Y todes caemos. Ahí estamos nosotras, lejos y sin guita, en una playa que todo el mundo nos recomendó en la previa. Y que después, una vez que regresamos, pocos se dignaron a aceptar que sí, en efecto, el agua era helada. Como bañarse adentro de un tacho que contuvo latas de birra hasta recién. Como bañarse en Mar del Tuyú o en algún dique cordobés, pero con mayor probabilidad de encontrarnos a nosotras mismas por metro cuadrado. Ahí estaba yo, sola en plena siesta de enero, recorriendo el barrio de Barracas en Buenos Aires porque alguien dijo en Instagram que era un distrito del diseño enérgico y dinámico. ¿Y con qué me encuentro? Con dos talleres desguazando motos y el pavimento bajo el sol prometiendo temperaturas cercanas a una plancha que espera un bife.

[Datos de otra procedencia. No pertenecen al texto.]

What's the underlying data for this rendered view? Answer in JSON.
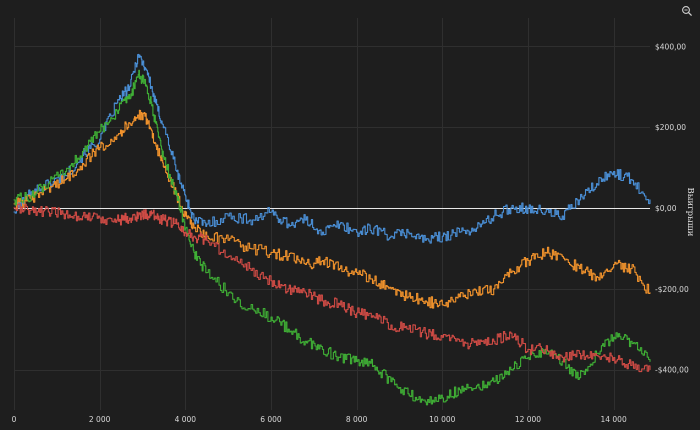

“Viajar no es sólo cuestión de dinero, sino de coraje”. Si claro, claro que sí. Preguntale a cualquiera que se haya embarcado en la Ruta del Che o como sea que se llame. Todes tuvieron diarrea en algún momento del viaje. ¿Qué mejor manera de probar tu coraje que cavando un pozo en la tierra para usar de letrina? Y ni te digo el coraje que se precisa para dormir en un hostel rodeado de alemanes que no se bañan desde hace seis meses y que usan borcegos en pleno verano.

Mi amiga Beba se fue de viaje a la Patagonia y el momento cumbre de su experiencia quedó grabado en unas hermosas stories de Instagram: en el medio de la nada, frente a un lago espectacular, el viento les voló la sombrilla y se las depositó a metros de la orilla entre las aguas cristalinas pero congeladas. Y Beba y su compañero flashearon MacGyver: armaron la caña de pescar y jugaron un rato a intentar atraparla como si eso fuera una especie de juego del programa de Guido. ¿Nivel de autosuperación? Ocho mil. ¿Lo arruinaron haciendo de eso una historia de superación personal que se culmina con una frase pomposa y pretenciosa sobre la importancia de nunca darnos por vencidos? No. Nos dejaron el material en crudo generando una tensión condensada en 15 segundos digna de un corto del Bafici. Creo que esa historia es lo que generó el giro en la Matrix que devino en el Covid. Lo del pangolín lo inventaron ellos para que no nos demos cuenta.

Ahora que estamos atrapades en este espiral de angustia y desilusión, viendo como nuestro poder adquisitivo se evapora con la rapidez de un helado de una bocha que algún niño deja caer sobre el pavimento de Aristóbulo del Valle, no cedamos ante el encanto de esa vida mágica de viajes que prometen épicos momentos de autodescubrimiento y selfies estéticas. No caigamos frente a ese flyer precioso que nos baja una línea del estilo “Viajar es enamorarse a cada paso”. Enamorarse está bien, de vez en cuando. Es también el sentimiento que ha sostenido la carrera de Arjona hasta acá. No nos dejemos estafar: en ningún lugar nos vamos a conocer tanto a nosotres mismes como charlando hacia el interior de un barbijo al que venimos escupiendo desde el principio de la cuarentena.